僕の選択で未来を変える事だって出来るが、いや実際不慮の事故を避ける為いくつか未来を変えてきた。

未来を変えたら《アカシックレコード》でその後の未来を予測出来なくなるんじゃないか?という疑問もあったが、《アカシックレコード》は僕が本来とは違う選択をすることも全て把握していて、僕がAの選択をしたらAの未来、僕がBの選択をしたらBの未来と沢山のパラレルワールド(並行世界)が生み出されるのだ。

すでに僕が死んでしまった世界だって存在している。

僕がなぜ追放という過酷な未来を受け入れたかというと、公爵家に残るよりヘルボンの地へ追放される方が僕にとって最良の未来だからだ。

僕は父から渡された僅かな金をオイゲンに渡し旅の支度をするように指示する。


「ぼっちゃま…おいたわしゅうございます……」


オイゲンは涙を流して言う。


「爺、そんなに泣かないでくれ。いつかまた会えるさ」


そう言って別れを告げる。


「ぼっちゃま…せめて私を供にお連れ下さいませ」


「駄目だよ。父上は僕に一人で行けと言ったんだ。父上の命を破れば爺だってただじゃ済まないよ」


僕はオイゲンの手を握り、


「ありがとう。爺がいてくれたおかげで今日まで生きてこられた。感謝しているよ。
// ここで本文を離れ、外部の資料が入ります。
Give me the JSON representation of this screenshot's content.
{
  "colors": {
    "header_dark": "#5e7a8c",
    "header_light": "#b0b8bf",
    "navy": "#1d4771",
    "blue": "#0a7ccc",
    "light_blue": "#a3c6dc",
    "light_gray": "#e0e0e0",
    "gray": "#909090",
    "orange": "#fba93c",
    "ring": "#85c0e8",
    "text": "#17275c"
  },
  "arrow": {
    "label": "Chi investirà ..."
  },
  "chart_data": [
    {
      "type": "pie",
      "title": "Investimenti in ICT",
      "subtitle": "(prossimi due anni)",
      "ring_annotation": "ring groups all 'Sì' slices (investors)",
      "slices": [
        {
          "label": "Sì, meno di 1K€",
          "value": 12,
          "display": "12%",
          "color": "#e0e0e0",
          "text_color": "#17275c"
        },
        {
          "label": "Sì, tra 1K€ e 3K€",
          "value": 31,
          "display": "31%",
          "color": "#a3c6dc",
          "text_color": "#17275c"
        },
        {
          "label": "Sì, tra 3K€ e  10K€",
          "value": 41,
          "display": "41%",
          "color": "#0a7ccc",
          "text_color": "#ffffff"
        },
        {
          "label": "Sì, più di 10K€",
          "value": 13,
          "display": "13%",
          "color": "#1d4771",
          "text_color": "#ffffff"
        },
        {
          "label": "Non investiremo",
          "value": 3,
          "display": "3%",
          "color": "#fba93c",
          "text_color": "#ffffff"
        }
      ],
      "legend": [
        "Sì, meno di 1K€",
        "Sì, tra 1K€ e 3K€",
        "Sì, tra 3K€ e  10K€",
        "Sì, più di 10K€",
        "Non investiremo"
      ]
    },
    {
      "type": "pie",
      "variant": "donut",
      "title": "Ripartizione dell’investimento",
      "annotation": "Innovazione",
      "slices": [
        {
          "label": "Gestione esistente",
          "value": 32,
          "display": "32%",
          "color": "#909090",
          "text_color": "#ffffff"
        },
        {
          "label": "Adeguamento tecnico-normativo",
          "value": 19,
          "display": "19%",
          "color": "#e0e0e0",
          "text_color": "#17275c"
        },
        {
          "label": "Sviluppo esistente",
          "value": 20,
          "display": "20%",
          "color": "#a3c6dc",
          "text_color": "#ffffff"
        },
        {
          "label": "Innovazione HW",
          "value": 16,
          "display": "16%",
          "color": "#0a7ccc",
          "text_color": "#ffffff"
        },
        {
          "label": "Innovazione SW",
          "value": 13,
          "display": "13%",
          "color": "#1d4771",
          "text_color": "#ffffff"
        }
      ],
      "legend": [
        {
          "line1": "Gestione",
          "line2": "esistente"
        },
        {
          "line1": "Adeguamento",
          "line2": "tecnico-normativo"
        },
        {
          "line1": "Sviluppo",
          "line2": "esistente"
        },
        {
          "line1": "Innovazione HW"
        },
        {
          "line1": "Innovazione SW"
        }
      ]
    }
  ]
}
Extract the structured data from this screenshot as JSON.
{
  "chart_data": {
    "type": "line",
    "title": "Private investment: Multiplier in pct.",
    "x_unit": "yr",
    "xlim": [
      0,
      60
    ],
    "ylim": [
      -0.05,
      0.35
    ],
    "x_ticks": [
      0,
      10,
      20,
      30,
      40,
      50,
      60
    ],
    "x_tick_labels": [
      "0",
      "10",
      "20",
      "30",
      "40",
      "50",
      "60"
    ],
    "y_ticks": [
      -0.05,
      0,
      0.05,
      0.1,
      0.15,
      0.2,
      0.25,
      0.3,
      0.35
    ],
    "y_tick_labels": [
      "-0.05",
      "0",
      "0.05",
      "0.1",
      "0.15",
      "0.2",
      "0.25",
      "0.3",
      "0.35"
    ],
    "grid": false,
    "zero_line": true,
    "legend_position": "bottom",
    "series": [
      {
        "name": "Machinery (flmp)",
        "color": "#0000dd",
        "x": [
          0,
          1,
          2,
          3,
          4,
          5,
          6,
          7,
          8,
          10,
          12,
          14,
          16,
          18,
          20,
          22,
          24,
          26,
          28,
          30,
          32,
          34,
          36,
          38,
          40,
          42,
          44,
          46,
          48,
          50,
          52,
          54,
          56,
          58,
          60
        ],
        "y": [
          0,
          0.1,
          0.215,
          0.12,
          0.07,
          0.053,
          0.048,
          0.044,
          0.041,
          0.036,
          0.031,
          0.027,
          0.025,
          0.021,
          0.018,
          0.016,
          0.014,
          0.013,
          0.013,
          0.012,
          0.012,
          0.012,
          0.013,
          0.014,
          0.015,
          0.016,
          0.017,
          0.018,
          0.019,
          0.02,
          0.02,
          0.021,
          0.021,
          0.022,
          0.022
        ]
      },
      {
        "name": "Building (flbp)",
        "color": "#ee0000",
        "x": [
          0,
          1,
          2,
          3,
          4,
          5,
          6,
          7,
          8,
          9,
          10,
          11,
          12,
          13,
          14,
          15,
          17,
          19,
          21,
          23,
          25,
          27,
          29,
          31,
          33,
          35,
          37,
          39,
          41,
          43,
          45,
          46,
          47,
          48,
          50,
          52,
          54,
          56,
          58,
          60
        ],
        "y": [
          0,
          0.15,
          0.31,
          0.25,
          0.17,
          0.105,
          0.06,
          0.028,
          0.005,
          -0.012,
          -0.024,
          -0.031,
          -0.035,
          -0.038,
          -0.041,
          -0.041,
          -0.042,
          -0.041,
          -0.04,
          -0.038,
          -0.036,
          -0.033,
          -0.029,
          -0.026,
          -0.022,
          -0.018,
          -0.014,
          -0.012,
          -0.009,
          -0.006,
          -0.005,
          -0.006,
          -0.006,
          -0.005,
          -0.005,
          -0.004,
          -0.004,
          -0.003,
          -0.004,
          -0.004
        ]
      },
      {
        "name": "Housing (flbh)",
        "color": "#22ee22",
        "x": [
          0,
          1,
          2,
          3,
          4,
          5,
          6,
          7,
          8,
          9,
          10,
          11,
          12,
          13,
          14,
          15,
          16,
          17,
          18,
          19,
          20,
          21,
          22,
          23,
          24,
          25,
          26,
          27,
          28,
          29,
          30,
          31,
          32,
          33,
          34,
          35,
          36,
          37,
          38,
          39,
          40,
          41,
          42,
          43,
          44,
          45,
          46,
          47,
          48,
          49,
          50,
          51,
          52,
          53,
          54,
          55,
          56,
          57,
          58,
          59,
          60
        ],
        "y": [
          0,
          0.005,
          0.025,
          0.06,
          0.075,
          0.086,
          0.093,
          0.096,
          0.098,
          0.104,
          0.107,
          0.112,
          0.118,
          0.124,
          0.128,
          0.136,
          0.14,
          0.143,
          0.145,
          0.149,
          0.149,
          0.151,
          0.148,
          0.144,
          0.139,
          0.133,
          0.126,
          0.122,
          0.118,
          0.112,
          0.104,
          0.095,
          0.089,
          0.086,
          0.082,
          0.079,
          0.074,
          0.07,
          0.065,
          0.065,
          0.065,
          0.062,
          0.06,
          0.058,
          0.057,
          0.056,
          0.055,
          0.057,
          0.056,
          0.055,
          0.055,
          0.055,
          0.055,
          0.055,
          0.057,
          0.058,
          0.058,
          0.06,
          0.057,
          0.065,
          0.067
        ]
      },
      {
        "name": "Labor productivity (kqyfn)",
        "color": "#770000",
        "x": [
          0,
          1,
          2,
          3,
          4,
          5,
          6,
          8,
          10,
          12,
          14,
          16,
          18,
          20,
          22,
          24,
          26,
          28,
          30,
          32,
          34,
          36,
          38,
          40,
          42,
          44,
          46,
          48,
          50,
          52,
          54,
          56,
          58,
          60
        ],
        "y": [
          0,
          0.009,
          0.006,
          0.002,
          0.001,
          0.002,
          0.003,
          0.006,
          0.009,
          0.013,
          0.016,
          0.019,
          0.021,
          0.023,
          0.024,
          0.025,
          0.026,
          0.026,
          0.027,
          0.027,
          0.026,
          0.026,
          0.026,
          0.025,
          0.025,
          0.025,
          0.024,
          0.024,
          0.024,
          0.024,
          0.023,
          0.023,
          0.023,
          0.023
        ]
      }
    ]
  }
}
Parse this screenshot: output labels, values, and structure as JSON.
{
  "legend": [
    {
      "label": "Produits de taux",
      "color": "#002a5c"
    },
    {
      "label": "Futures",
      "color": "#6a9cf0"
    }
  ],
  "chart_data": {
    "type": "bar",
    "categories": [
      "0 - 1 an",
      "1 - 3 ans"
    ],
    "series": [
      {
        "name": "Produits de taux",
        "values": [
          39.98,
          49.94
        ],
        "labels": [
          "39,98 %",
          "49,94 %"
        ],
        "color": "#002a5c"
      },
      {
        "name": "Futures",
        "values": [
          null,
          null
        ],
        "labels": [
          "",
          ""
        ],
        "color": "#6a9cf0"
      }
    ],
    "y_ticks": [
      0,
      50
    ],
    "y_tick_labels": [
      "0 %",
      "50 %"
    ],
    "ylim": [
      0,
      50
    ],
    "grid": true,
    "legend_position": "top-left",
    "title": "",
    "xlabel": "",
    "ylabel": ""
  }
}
本当にありがとう」


と言って自分の部屋を後にした。

屋敷を出る時、ふと見上げると屋敷の上階の部屋からこちらを見ている人影があった。

それは母だった。

母は泣いているのか肩を震わせていた。


「母様……今まで育ててくれて……愛してくれて……ありがとうございました」


そう言い残して屋敷を出た。

僕を見送りに来たものは誰もいない。

兄は僕をライバル視して僕には冷たい態度をとってきた。

下の弟や妹たちはそれぞれ違う教育係や乳母が付き、会うのは食事の時だけ。

食事中に会話をしようものなら父上から食事の時に無駄話をするなと叱責され、これまで兄弟と話した事すらない。

兄弟といっても僕にとっては他人同然の存在なのだ。

兄弟も同様に僕の事なんて気にもしていないだろう。

だから僕が屋敷を出るときだって見送りにくるはずもない。

心残りは僕に優しくしてくれた母と爺だけだった。


「さよなら…」


小さく呟いて屋敷に背を向けた。


「さぁ行くか!」


こうして僕はヘルボンの地へと独り旅立つのであった。